Written and directed by leading actress Kristina Klebe, a world-renowned pianist’s life is shattered after a devastating accident which leaves her wheelchair-bound and dependent on her younger boyfriend as both caregiver and companion. As her recovery becomes increasingly isolating, disturbing visions, fractured memories, and dangerous obsessions begin to blur the line between reality and nightmare. Also starring: Byron Clohessy, Laila Robins, Siobhan Fallon Hogan, Robert Clohessy and Kim Director.
In this day of people shying away from sex scenes and audiences becoming less comfortable with overt intimacy and nudity, it’s a bold move from Kristina Klebe to open Noxturne with exactly that. Unfortunately, it doesn’t feel like one that pays off. It’s preoccupation with the sexual chemistry between Mia (Kristina Klebe) and Roman (Byron Clohessy) makes it difficult to decipher what Noxturne actually wants to be, and what tone it’s truly trying to set.
When it does eventually establish itself more, it sadly comes across as transparent and somewhat heavy handed. Its attempts to use the surreal and blur those lines of reality and fantasy are not effective. They feel at odds with the story of Noxturne, and undercut building necessary sincerity to its story of manipulation, coercion and abuse. It needed to scale things back, take that tone down a notch and focus on the psychological factor which plays such a key part in this story.
Although, it also takes the story far too long to get to the crux of the issue. It spends too much time on establishing the relationship between Mia and Roman when it didn’t need to. Partly because the characters aren’t particularly developed, Roman in particular feels entirely flat and like a character that would typically only be featured in the opening scenes, rather than a key player. That disparity with the progression means that Noxturne is fairly frustrating viewing, it only scratches the surface, and its exploration feels somewhat superficial.
Considering that it is drawing from personal experience, it feels like this may have been too close to Kristina Klebe to be able to take a step back and make the necessary adjustments to give Noxturne more power and impact. However, Klebe does certainly give this performance her all, she throws a lot of intensity into her portrayal and does well to capture the vulnerability and reactiveness.
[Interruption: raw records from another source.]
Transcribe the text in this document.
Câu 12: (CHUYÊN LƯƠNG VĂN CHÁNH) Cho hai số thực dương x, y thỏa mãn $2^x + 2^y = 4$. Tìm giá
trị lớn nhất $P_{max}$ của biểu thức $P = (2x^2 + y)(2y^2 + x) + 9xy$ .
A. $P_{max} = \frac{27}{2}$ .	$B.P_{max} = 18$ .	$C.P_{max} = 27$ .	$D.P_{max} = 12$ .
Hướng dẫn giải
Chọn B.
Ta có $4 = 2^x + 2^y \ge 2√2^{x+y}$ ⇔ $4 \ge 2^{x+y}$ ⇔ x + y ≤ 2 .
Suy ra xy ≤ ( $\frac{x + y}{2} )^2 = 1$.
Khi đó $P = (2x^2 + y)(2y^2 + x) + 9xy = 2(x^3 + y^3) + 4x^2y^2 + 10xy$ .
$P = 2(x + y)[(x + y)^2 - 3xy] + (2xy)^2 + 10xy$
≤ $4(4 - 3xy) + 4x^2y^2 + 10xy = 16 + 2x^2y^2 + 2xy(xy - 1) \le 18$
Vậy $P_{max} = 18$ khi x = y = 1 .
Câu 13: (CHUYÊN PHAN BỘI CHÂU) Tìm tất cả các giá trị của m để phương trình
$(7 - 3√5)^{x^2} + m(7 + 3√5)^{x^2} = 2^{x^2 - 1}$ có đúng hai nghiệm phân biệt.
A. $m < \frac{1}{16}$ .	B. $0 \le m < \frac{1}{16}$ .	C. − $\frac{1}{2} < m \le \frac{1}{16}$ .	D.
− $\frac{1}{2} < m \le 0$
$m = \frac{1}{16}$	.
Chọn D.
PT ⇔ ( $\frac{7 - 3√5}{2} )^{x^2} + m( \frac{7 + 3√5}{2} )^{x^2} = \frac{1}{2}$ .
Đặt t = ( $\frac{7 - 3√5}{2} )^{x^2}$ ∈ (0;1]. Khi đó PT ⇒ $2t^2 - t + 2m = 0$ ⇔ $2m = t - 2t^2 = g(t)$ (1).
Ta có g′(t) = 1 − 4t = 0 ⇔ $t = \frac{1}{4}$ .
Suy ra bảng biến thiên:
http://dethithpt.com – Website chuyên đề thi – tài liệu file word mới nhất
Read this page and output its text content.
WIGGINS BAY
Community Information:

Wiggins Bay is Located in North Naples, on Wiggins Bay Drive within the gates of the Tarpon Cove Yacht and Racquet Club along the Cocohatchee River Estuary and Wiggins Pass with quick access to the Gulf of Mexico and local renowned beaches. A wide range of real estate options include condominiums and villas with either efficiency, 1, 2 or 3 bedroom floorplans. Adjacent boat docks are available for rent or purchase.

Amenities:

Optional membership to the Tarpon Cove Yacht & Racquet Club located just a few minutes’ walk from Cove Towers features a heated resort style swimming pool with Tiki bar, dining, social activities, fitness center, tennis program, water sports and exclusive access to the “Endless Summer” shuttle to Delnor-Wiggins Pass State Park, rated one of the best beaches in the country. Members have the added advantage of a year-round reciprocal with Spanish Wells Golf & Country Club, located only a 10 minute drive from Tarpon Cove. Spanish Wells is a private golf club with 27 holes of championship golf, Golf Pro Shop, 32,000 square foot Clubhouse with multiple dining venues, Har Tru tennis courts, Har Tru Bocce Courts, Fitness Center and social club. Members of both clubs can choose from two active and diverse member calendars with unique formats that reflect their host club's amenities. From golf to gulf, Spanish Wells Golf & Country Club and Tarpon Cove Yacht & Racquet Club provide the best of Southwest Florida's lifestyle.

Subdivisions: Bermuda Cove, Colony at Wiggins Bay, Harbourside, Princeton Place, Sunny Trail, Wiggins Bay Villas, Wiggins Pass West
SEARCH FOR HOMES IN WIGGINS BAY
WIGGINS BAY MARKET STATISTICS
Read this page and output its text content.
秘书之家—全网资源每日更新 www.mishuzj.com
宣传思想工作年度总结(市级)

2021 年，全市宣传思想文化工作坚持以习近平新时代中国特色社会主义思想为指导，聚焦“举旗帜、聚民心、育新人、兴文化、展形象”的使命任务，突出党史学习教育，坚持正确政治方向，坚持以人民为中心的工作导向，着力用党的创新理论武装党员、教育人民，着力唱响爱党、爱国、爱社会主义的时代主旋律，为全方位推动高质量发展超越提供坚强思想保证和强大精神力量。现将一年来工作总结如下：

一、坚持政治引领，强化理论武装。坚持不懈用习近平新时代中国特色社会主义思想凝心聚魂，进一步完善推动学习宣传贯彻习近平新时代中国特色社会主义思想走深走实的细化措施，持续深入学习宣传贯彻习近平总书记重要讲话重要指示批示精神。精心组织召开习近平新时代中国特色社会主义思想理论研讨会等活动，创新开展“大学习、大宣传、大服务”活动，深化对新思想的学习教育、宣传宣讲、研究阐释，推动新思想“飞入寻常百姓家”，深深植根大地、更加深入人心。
It’s trickier to judge Byron Clohessy’s performance as his character feels too obvious, but he does undoubtedly tick all the right boxes for your quintessential selfish, egotistical man child.
Noxturne has a good concept and it’s always great to see films exploring the many different facets of abusive relationships and recovery, but it feels like this one got lost along the way. The stylistic or artistic choices can tend to come across as distracting or forced. Particularly when it drifts into horror territory, it’s simply trying much too hard and detracting rather than adding to itself. It’s missing that humble touch to ground out the heavier nature to the topic. It has the best of intentions but puts its focus in the wrong places, under developing the characters and story in favour of interpretive scenes and intimacy.